Instacart, which is incorporated as Maplebear Inc and filed under that name, won’t disclose a proposed price and size for its share sale until later filings. The listing could further energise an IPO market that has been warming in fits and starts. Semiconductor designer Arm, majority owned by SoftBank Group Corp, filed for what promises to be the year’s biggest IPO, which is expected in September.
Marketing and data automation provider Klaviyo filed for an IPO and footwear maker Birkenstock is also gearing up, Bloomberg News has reported. Behind them are dozens of startups whose IPO aspirations have been stymied by the slowest year at this point for new listings since the depths of the financial crisis in 2009.

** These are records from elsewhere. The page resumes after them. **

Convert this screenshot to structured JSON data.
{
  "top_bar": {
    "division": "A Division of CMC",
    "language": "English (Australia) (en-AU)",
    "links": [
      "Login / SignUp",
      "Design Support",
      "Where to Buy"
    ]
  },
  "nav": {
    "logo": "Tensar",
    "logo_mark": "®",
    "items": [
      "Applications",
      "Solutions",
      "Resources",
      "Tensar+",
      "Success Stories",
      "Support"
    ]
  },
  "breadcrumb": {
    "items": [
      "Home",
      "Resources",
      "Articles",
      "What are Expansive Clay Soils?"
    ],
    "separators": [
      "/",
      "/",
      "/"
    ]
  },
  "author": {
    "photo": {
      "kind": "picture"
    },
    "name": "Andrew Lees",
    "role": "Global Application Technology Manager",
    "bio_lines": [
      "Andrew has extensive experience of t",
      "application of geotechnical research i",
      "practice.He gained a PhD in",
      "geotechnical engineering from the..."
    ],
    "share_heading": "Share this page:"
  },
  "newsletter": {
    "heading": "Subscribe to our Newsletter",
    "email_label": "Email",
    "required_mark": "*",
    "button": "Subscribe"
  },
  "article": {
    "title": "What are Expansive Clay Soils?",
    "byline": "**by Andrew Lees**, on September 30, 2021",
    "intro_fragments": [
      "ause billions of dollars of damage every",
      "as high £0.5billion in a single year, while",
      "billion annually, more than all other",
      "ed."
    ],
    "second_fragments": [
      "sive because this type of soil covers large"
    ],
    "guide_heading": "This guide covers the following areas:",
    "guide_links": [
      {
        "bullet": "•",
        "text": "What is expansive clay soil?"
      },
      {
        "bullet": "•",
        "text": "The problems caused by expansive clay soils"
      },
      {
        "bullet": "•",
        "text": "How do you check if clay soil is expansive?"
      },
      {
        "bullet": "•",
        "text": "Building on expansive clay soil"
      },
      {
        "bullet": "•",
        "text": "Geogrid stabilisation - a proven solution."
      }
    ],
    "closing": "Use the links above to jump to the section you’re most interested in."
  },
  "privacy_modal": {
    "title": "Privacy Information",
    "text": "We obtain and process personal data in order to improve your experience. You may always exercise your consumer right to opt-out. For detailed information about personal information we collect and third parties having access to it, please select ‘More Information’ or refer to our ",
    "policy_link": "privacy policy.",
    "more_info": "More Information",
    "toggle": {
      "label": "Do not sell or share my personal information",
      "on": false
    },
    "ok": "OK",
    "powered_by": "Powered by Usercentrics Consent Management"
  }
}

Founded in 2012, Instacart has been preparing to go public for years, hoping to capitalise on its surging popularity during the coronavirus pandemic as online shopping for groceries became the norm and, in some cases, a necessity. Instacart raised $2.74 billion as a startup and was valued at $39 billion in 2021, according to data provider PitchBook. But as the pandemic waned and diners began to emerge from lockdowns and return to restaurants and wandering the aisles at grocery stores, Instacart’s growth faded too, forcing the company to slash its internal valuation three times in 2022 to about $13 billion by last October.
The company’s largest investors include Sequoia Capital and D1 Capital Partners, according to the filing.  Other investors have included Tiger Global Management and Coatue Management, according to PitchBook. Instacart CEO Fidji Simo, a Facebook product veteran, took over from co-founder Apoorva Mehta two years ago and has helped Instacart move beyond grocery delivery to focus more on behind-the-scenes technology, taking advantage of the voluminous amount of consumer data it collects to help grocery stores sell more. Simo has reconfigured Instacart’s business model and fleshed out the company’s portfolio of products that it can sell to grocers, from analytics software to fulfillment services, promises of 15-minute delivery and advertising platforms.